Canadian special forces exchanged gunfire with Islamic State fighters in Iraq in recent days, in the first confirmed ground battle between Western troops and the extremists, a senior Canadian military officer said on Monday.
The Canadians came under mortar and machine gun fire while training Iraqi troops near front lines and shot back, killing the assailants in what Canadian Special Operations Forces commander Brigadier General Michael Rouleau described as self-defense.
Rouleau said the melee had taken place in the previous seven days and was “the first time we’ve taken fire and returned fire” in Iraq, where the extremists have overrun large areas.
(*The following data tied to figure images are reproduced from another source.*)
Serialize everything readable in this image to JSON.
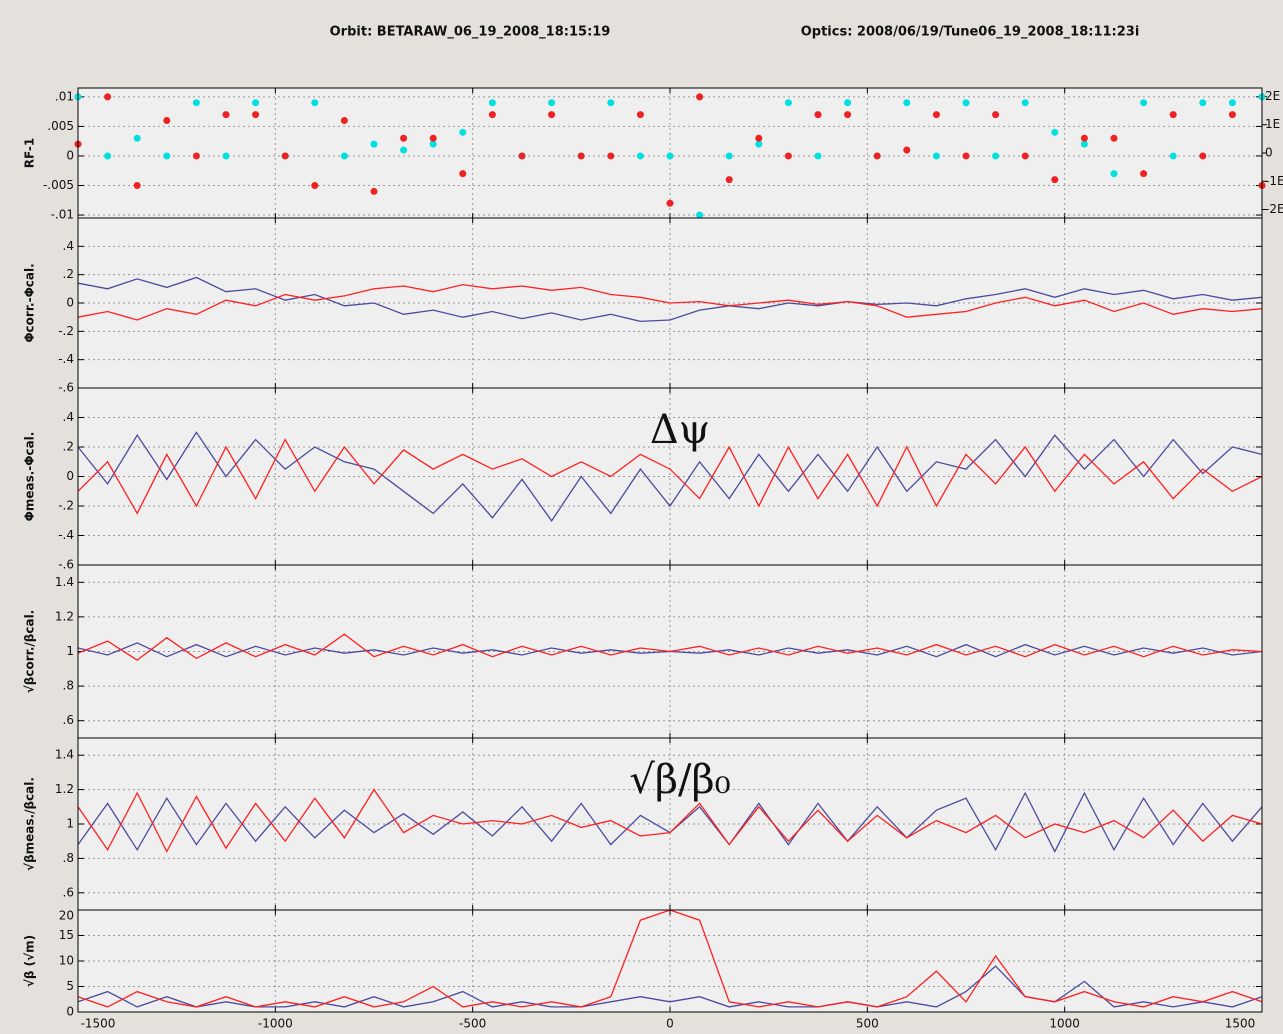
{
  "header": {
    "orbit": "Orbit: BETARAW_06_19_2008_18:15:19",
    "optics": "Optics: 2008/06/19/Tune06_19_2008_18:11:23i"
  },
  "chart_data": [
    {
      "type": "scatter",
      "y_label": "RF-1",
      "ylim": [
        -0.0105,
        0.0115
      ],
      "yticks": [
        {
          "value": 0.01,
          "label": ".01"
        },
        {
          "value": 0.005,
          "label": ".005"
        },
        0,
        {
          "value": -0.005,
          "label": "-.005"
        },
        {
          "value": -0.01,
          "label": "-.01"
        }
      ],
      "y2lim": [
        -2.3,
        2.3
      ],
      "y2ticks": [
        {
          "value": 2,
          "label": "2E"
        },
        {
          "value": 1,
          "label": "1E"
        },
        0,
        {
          "value": -1,
          "label": "-1E"
        },
        {
          "value": -2,
          "label": "-2E"
        }
      ],
      "x": [
        -1500,
        -1425,
        -1350,
        -1275,
        -1200,
        -1125,
        -1050,
        -975,
        -900,
        -825,
        -750,
        -675,
        -600,
        -525,
        -450,
        -375,
        -300,
        -225,
        -150,
        -75,
        0,
        75,
        150,
        225,
        300,
        375,
        450,
        525,
        600,
        675,
        750,
        825,
        900,
        975,
        1050,
        1125,
        1200,
        1275,
        1350,
        1425,
        1500
      ],
      "series": [
        {
          "name": "cyan",
          "color": "#00e0e0",
          "values": [
            0.01,
            0,
            0.003,
            0,
            0.009,
            0,
            0.009,
            0,
            0.009,
            0,
            0.002,
            0.001,
            0.002,
            0.004,
            0.009,
            0,
            0.009,
            0,
            0.009,
            0,
            0,
            -0.01,
            0,
            0.002,
            0.009,
            0,
            0.009,
            0,
            0.009,
            0,
            0.009,
            0,
            0.009,
            0.004,
            0.002,
            -0.003,
            0.009,
            0,
            0.009,
            0.009,
            0.01
          ]
        },
        {
          "name": "red",
          "color": "#ee2222",
          "values": [
            0.002,
            0.01,
            -0.005,
            0.006,
            0,
            0.007,
            0.007,
            0,
            -0.005,
            0.006,
            -0.006,
            0.003,
            0.003,
            -0.003,
            0.007,
            0,
            0.007,
            0,
            0,
            0.007,
            -0.008,
            0.01,
            -0.004,
            0.003,
            0,
            0.007,
            0.007,
            0,
            0.001,
            0.007,
            0,
            0.007,
            0,
            -0.004,
            0.003,
            0.003,
            -0.003,
            0.007,
            0,
            0.007,
            -0.005
          ]
        }
      ]
    },
    {
      "type": "line",
      "y_label": "Φcorr.-Φcal.",
      "ylim": [
        -0.6,
        0.6
      ],
      "yticks": [
        {
          "value": 0.4,
          "label": ".4"
        },
        {
          "value": 0.2,
          "label": ".2"
        },
        0,
        {
          "value": -0.2,
          "label": "-.2"
        },
        {
          "value": -0.4,
          "label": "-.4"
        },
        {
          "value": -0.6,
          "label": "-.6"
        }
      ],
      "x": [
        -1500,
        -1425,
        -1350,
        -1275,
        -1200,
        -1125,
        -1050,
        -975,
        -900,
        -825,
        -750,
        -675,
        -600,
        -525,
        -450,
        -375,
        -300,
        -225,
        -150,
        -75,
        0,
        75,
        150,
        225,
        300,
        375,
        450,
        525,
        600,
        675,
        750,
        825,
        900,
        975,
        1050,
        1125,
        1200,
        1275,
        1350,
        1425,
        1500
      ],
      "series": [
        {
          "name": "blue",
          "color": "#4b4b9e",
          "values": [
            0.14,
            0.1,
            0.17,
            0.11,
            0.18,
            0.08,
            0.1,
            0.02,
            0.06,
            -0.02,
            0,
            -0.08,
            -0.05,
            -0.1,
            -0.06,
            -0.11,
            -0.07,
            -0.12,
            -0.08,
            -0.13,
            -0.12,
            -0.05,
            -0.02,
            -0.04,
            0,
            -0.02,
            0.01,
            -0.01,
            0,
            -0.02,
            0.03,
            0.06,
            0.1,
            0.04,
            0.1,
            0.06,
            0.09,
            0.03,
            0.06,
            0.02,
            0.04
          ]
        },
        {
          "name": "red",
          "color": "#ff2020",
          "values": [
            -0.1,
            -0.06,
            -0.12,
            -0.04,
            -0.08,
            0.02,
            -0.02,
            0.06,
            0.02,
            0.05,
            0.1,
            0.12,
            0.08,
            0.13,
            0.1,
            0.12,
            0.09,
            0.11,
            0.06,
            0.04,
            0,
            0.01,
            -0.02,
            0,
            0.02,
            -0.01,
            0.01,
            -0.02,
            -0.1,
            -0.08,
            -0.06,
            0,
            0.04,
            -0.02,
            0.02,
            -0.06,
            0,
            -0.08,
            -0.04,
            -0.06,
            -0.04
          ]
        }
      ]
    },
    {
      "type": "line",
      "y_label": "Φmeas.-Φcal.",
      "annotation": "Δψ",
      "ylim": [
        -0.6,
        0.6
      ],
      "yticks": [
        {
          "value": 0.4,
          "label": ".4"
        },
        {
          "value": 0.2,
          "label": ".2"
        },
        0,
        {
          "value": -0.2,
          "label": "-.2"
        },
        {
          "value": -0.4,
          "label": "-.4"
        },
        {
          "value": -0.6,
          "label": "-.6"
        }
      ],
      "x": [
        -1500,
        -1425,
        -1350,
        -1275,
        -1200,
        -1125,
        -1050,
        -975,
        -900,
        -825,
        -750,
        -675,
        -600,
        -525,
        -450,
        -375,
        -300,
        -225,
        -150,
        -75,
        0,
        75,
        150,
        225,
        300,
        375,
        450,
        525,
        600,
        675,
        750,
        825,
        900,
        975,
        1050,
        1125,
        1200,
        1275,
        1350,
        1425,
        1500
      ],
      "series": [
        {
          "name": "blue",
          "color": "#4b4b9e",
          "values": [
            0.2,
            -0.05,
            0.28,
            -0.02,
            0.3,
            0,
            0.25,
            0.05,
            0.2,
            0.1,
            0.05,
            -0.1,
            -0.25,
            -0.05,
            -0.28,
            -0.02,
            -0.3,
            0,
            -0.25,
            0.05,
            -0.2,
            0.1,
            -0.15,
            0.15,
            -0.1,
            0.15,
            -0.1,
            0.2,
            -0.1,
            0.1,
            0.05,
            0.25,
            0,
            0.28,
            0.05,
            0.25,
            0,
            0.25,
            0.02,
            0.2,
            0.15
          ]
        },
        {
          "name": "red",
          "color": "#ff2020",
          "values": [
            -0.1,
            0.1,
            -0.25,
            0.15,
            -0.2,
            0.2,
            -0.15,
            0.25,
            -0.1,
            0.2,
            -0.05,
            0.18,
            0.05,
            0.15,
            0.05,
            0.12,
            0,
            0.1,
            0,
            0.15,
            0.05,
            -0.15,
            0.2,
            -0.2,
            0.2,
            -0.15,
            0.15,
            -0.2,
            0.2,
            -0.2,
            0.15,
            -0.05,
            0.2,
            -0.1,
            0.15,
            -0.05,
            0.1,
            -0.15,
            0.05,
            -0.1,
            0
          ]
        }
      ]
    },
    {
      "type": "line",
      "y_label": "√βcorr./βcal.",
      "ylim": [
        0.5,
        1.5
      ],
      "yticks": [
        1.4,
        1.2,
        1,
        {
          "value": 0.8,
          "label": ".8"
        },
        {
          "value": 0.6,
          "label": ".6"
        }
      ],
      "x": [
        -1500,
        -1425,
        -1350,
        -1275,
        -1200,
        -1125,
        -1050,
        -975,
        -900,
        -825,
        -750,
        -675,
        -600,
        -525,
        -450,
        -375,
        -300,
        -225,
        -150,
        -75,
        0,
        75,
        150,
        225,
        300,
        375,
        450,
        525,
        600,
        675,
        750,
        825,
        900,
        975,
        1050,
        1125,
        1200,
        1275,
        1350,
        1425,
        1500
      ],
      "series": [
        {
          "name": "blue",
          "color": "#4b4b9e",
          "values": [
            1.02,
            0.98,
            1.05,
            0.97,
            1.04,
            0.97,
            1.03,
            0.98,
            1.02,
            0.99,
            1.01,
            0.98,
            1.02,
            0.99,
            1.01,
            0.98,
            1.02,
            0.99,
            1.01,
            0.99,
            1,
            0.99,
            1.01,
            0.98,
            1.02,
            0.99,
            1.01,
            0.98,
            1.03,
            0.97,
            1.04,
            0.97,
            1.04,
            0.98,
            1.03,
            0.98,
            1.02,
            0.99,
            1.02,
            0.98,
            1
          ]
        },
        {
          "name": "red",
          "color": "#ff2020",
          "values": [
            0.99,
            1.06,
            0.95,
            1.08,
            0.96,
            1.05,
            0.97,
            1.04,
            0.98,
            1.1,
            0.97,
            1.03,
            0.98,
            1.04,
            0.97,
            1.03,
            0.98,
            1.03,
            0.98,
            1.02,
            1,
            1.03,
            0.98,
            1.02,
            0.98,
            1.03,
            0.99,
            1.02,
            0.98,
            1.04,
            0.98,
            1.03,
            0.97,
            1.04,
            0.98,
            1.03,
            0.97,
            1.03,
            0.98,
            1.01,
            1
          ]
        }
      ]
    },
    {
      "type": "line",
      "y_label": "√βmeas./βcal.",
      "annotation": "√β/β₀",
      "ylim": [
        0.5,
        1.5
      ],
      "yticks": [
        1.4,
        1.2,
        1,
        {
          "value": 0.8,
          "label": ".8"
        },
        {
          "value": 0.6,
          "label": ".6"
        }
      ],
      "x": [
        -1500,
        -1425,
        -1350,
        -1275,
        -1200,
        -1125,
        -1050,
        -975,
        -900,
        -825,
        -750,
        -675,
        -600,
        -525,
        -450,
        -375,
        -300,
        -225,
        -150,
        -75,
        0,
        75,
        150,
        225,
        300,
        375,
        450,
        525,
        600,
        675,
        750,
        825,
        900,
        975,
        1050,
        1125,
        1200,
        1275,
        1350,
        1425,
        1500
      ],
      "series": [
        {
          "name": "blue",
          "color": "#4b4b9e",
          "values": [
            0.88,
            1.12,
            0.85,
            1.15,
            0.88,
            1.12,
            0.9,
            1.1,
            0.92,
            1.08,
            0.95,
            1.06,
            0.94,
            1.07,
            0.93,
            1.1,
            0.9,
            1.12,
            0.88,
            1.05,
            0.95,
            1.1,
            0.88,
            1.12,
            0.88,
            1.12,
            0.9,
            1.1,
            0.92,
            1.08,
            1.15,
            0.85,
            1.18,
            0.84,
            1.18,
            0.85,
            1.15,
            0.88,
            1.12,
            0.9,
            1.1
          ]
        },
        {
          "name": "red",
          "color": "#ff2020",
          "values": [
            1.1,
            0.85,
            1.18,
            0.84,
            1.16,
            0.86,
            1.12,
            0.9,
            1.15,
            0.92,
            1.2,
            0.95,
            1.05,
            1.0,
            1.02,
            1.0,
            1.05,
            0.98,
            1.02,
            0.93,
            0.95,
            1.12,
            0.88,
            1.1,
            0.9,
            1.08,
            0.9,
            1.05,
            0.92,
            1.02,
            0.95,
            1.05,
            0.92,
            1.0,
            0.95,
            1.02,
            0.92,
            1.08,
            0.9,
            1.05,
            1.0
          ]
        }
      ]
    },
    {
      "type": "line",
      "y_label": "√β (√m)",
      "ylim": [
        0,
        20
      ],
      "yticks": [
        20,
        15,
        10,
        5,
        0
      ],
      "xlim": [
        -1500,
        1500
      ],
      "xticks": [
        -1500,
        -1000,
        -500,
        0,
        500,
        1000,
        1500
      ],
      "x": [
        -1500,
        -1425,
        -1350,
        -1275,
        -1200,
        -1125,
        -1050,
        -975,
        -900,
        -825,
        -750,
        -675,
        -600,
        -525,
        -450,
        -375,
        -300,
        -225,
        -150,
        -75,
        0,
        75,
        150,
        225,
        300,
        375,
        450,
        525,
        600,
        675,
        750,
        825,
        900,
        975,
        1050,
        1125,
        1200,
        1275,
        1350,
        1425,
        1500
      ],
      "series": [
        {
          "name": "blue",
          "color": "#4b4b9e",
          "values": [
            2,
            4,
            1,
            3,
            1,
            2,
            1,
            1,
            2,
            1,
            3,
            1,
            2,
            4,
            1,
            2,
            1,
            1,
            2,
            3,
            2,
            3,
            1,
            2,
            1,
            1,
            2,
            1,
            2,
            1,
            4,
            9,
            3,
            2,
            6,
            1,
            2,
            1,
            2,
            1,
            3
          ]
        },
        {
          "name": "red",
          "color": "#ff2020",
          "values": [
            3,
            1,
            4,
            2,
            1,
            3,
            1,
            2,
            1,
            3,
            1,
            2,
            5,
            1,
            2,
            1,
            2,
            1,
            3,
            18,
            20,
            18,
            2,
            1,
            2,
            1,
            2,
            1,
            3,
            8,
            2,
            11,
            3,
            2,
            4,
            2,
            1,
            3,
            2,
            4,
            2
          ]
        }
      ]
    }
  ]
}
“My troops had completed a planning session with senior Iraqi leaders several kilometers behind the front lines,” Rouleau told a regular news conference on the conflict. “When they moved forward to confirm the planning at the front lines in order to visualize what they had discussed over a map, they came under immediate and effective mortar and machine gun fire.”
The general said the Canadians used sniper fire to “neutralize both threats” and there were no Canadian injuries.
AIRSTRIKES
Canada sent about 600 air crew and other military personnel — as well as six fighter jets and other military aircraft — to the region in November last year to participate in US-led airstrikes.
The Canadian deployment is due to end in April, unless the nation’s parliament votes to extend the mission.
There are also 69 Canadian special forces members training and advising Iraqi troops on the ground, but theoretically not in combat.
Canadian Joint Operations Command Lieutenant General Jonathan Vance said the Islamic State “has been stopped [in Iraq] and they are unable to mount broad offensive operations that would somehow change the situation dramatically.”
However, he added “a large-scale reversal of ISIL’s [the Islamic State’s] position in Iraq has yet to come.”
Using aerial maps, he pointed out “relatively modest areas where the tide has turned and Iraqi forces are in control of the area.”